특집 : 공간의 텍스트성과 영문학 ; 문화지리학의 경관 연구와 경관의 텍스트성

2013 
Landscape is one of the “hottest” keywords in social sciences and humanities. It has long been studied in many fields such as visual art, landscape architecture, environmentology and earth sciences literature. At the same time, it has been a focus of geography``s engagement with the humanities. The term “landscape” generally means everything you can see when you look across an area of land, including mountains, rivers, buildings, and trees, But in geography it has been defined as an appearance of an area made up of a distinact association of forms. The pioneer of American cultural geography Carl Sauer, who was influenced by German geographers such as the “Landshaft School,” introduced the concept of “cultural landscape” and regarded landscape as an area composed of distinct association of forms. In the late 1970s, the “New Cultural Geographers” challenged the traditional concept of landscape. Denis Cosgrove defined “a landscape as “a cultural image, a pictorial way of representing, structuring or symbolizing surroundings.” Under this view, many cultural geographers have studied landscape as “a way of seeing” and analysed visual descriptions of landscape in painting , photography and film. On the other hand, a number of geographers have also developed a text metaphor of landscape as shown in The City as Text by James Duncan.
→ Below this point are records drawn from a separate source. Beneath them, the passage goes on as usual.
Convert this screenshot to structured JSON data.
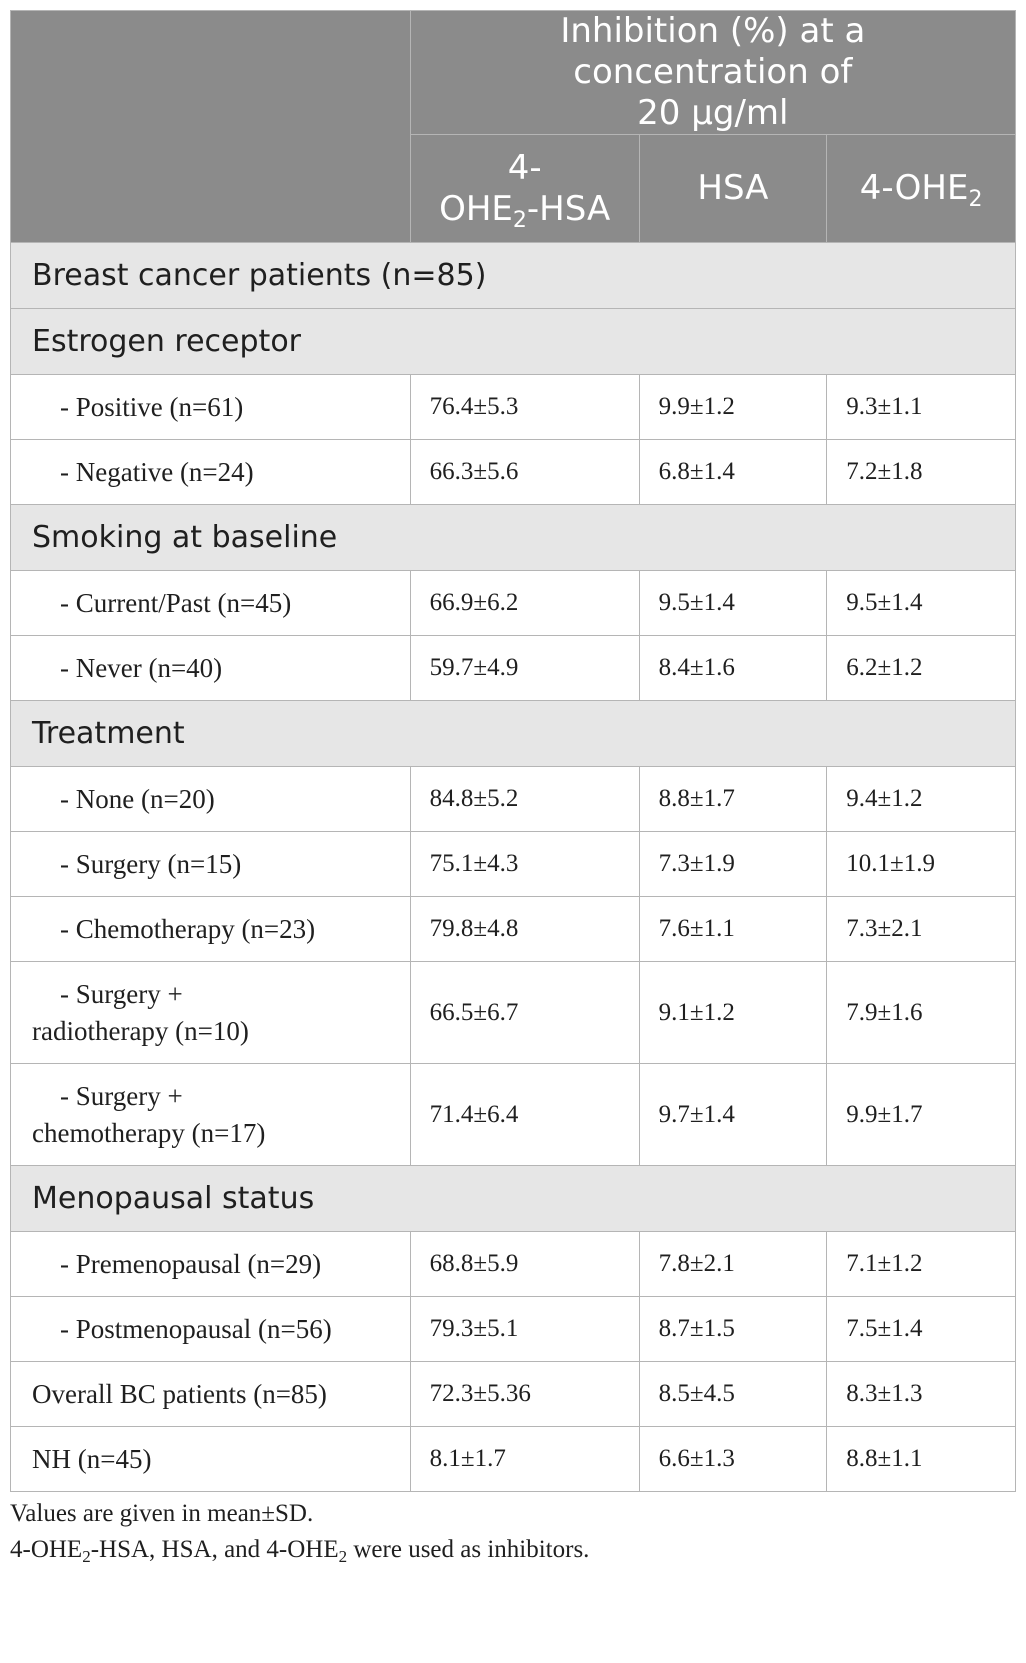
{
  "header": {
    "group_title": "Inhibition (%) at a concentration of 20 µg/ml",
    "col1_prefix": "4-",
    "col1_main": "OHE",
    "col1_sub": "2",
    "col1_suffix": "-HSA",
    "col2": "HSA",
    "col3_main": "4-OHE",
    "col3_sub": "2"
  },
  "title_row": "Breast cancer patients (n=85)",
  "sections": [
    {
      "heading": "Estrogen receptor",
      "rows": [
        {
          "label": "- Positive (n=61)",
          "v1": "76.4±5.3",
          "v2": "9.9±1.2",
          "v3": "9.3±1.1"
        },
        {
          "label": "- Negative (n=24)",
          "v1": "66.3±5.6",
          "v2": "6.8±1.4",
          "v3": "7.2±1.8"
        }
      ]
    },
    {
      "heading": "Smoking at baseline",
      "rows": [
        {
          "label": "- Current/Past (n=45)",
          "v1": "66.9±6.2",
          "v2": "9.5±1.4",
          "v3": "9.5±1.4"
        },
        {
          "label": "- Never (n=40)",
          "v1": "59.7±4.9",
          "v2": "8.4±1.6",
          "v3": "6.2±1.2"
        }
      ]
    },
    {
      "heading": "Treatment",
      "rows": [
        {
          "label": "- None (n=20)",
          "v1": "84.8±5.2",
          "v2": "8.8±1.7",
          "v3": "9.4±1.2"
        },
        {
          "label": "- Surgery (n=15)",
          "v1": "75.1±4.3",
          "v2": "7.3±1.9",
          "v3": "10.1±1.9"
        },
        {
          "label": "- Chemotherapy (n=23)",
          "v1": "79.8±4.8",
          "v2": "7.6±1.1",
          "v3": "7.3±2.1"
        },
        {
          "label": "- Surgery +",
          "label2": "radiotherapy (n=10)",
          "v1": "66.5±6.7",
          "v2": "9.1±1.2",
          "v3": "7.9±1.6"
        },
        {
          "label": "- Surgery +",
          "label2": "chemotherapy (n=17)",
          "v1": "71.4±6.4",
          "v2": "9.7±1.4",
          "v3": "9.9±1.7"
        }
      ]
    },
    {
      "heading": "Menopausal status",
      "rows": [
        {
          "label": "- Premenopausal (n=29)",
          "v1": "68.8±5.9",
          "v2": "7.8±2.1",
          "v3": "7.1±1.2"
        },
        {
          "label": "- Postmenopausal (n=56)",
          "v1": "79.3±5.1",
          "v2": "8.7±1.5",
          "v3": "7.5±1.4"
        }
      ]
    }
  ],
  "summary_rows": [
    {
      "label": "Overall BC patients (n=85)",
      "v1": "72.3±5.36",
      "v2": "8.5±4.5",
      "v3": "8.3±1.3"
    },
    {
      "label": "NH (n=45)",
      "v1": "8.1±1.7",
      "v2": "6.6±1.3",
      "v3": "8.8±1.1"
    }
  ],
  "footnotes": {
    "line1": "Values are given in mean±SD.",
    "line2_a": "4-OHE",
    "line2_sub1": "2",
    "line2_b": "-HSA, HSA, and 4-OHE",
    "line2_sub2": "2",
    "line2_c": " were used as inhibitors."
  }
}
Duncan insisted that we have to read landscape represented in various texts. Although landscape is representation of texts as he said, it also represents reality at the same time. Since the 1990s, cultural geographers have paid attention to “politics of place,” and they have emphasized that landscapes are social products. So we have to examine how some (dominant) people create, (re)present, and interpret landscape based on their own power relationships. Gillian Rose thought that traditional landscape studies in geography were involved in a masculinist way of seeing. Don Mitchell was worried that recent landscape studies were only concerned with representations in images and texts. Landscape is not only a symbolic process but also a material and ideological process. This is the reason why we have to explore this interesting concept by employing both literature and geography, the humanities and social science.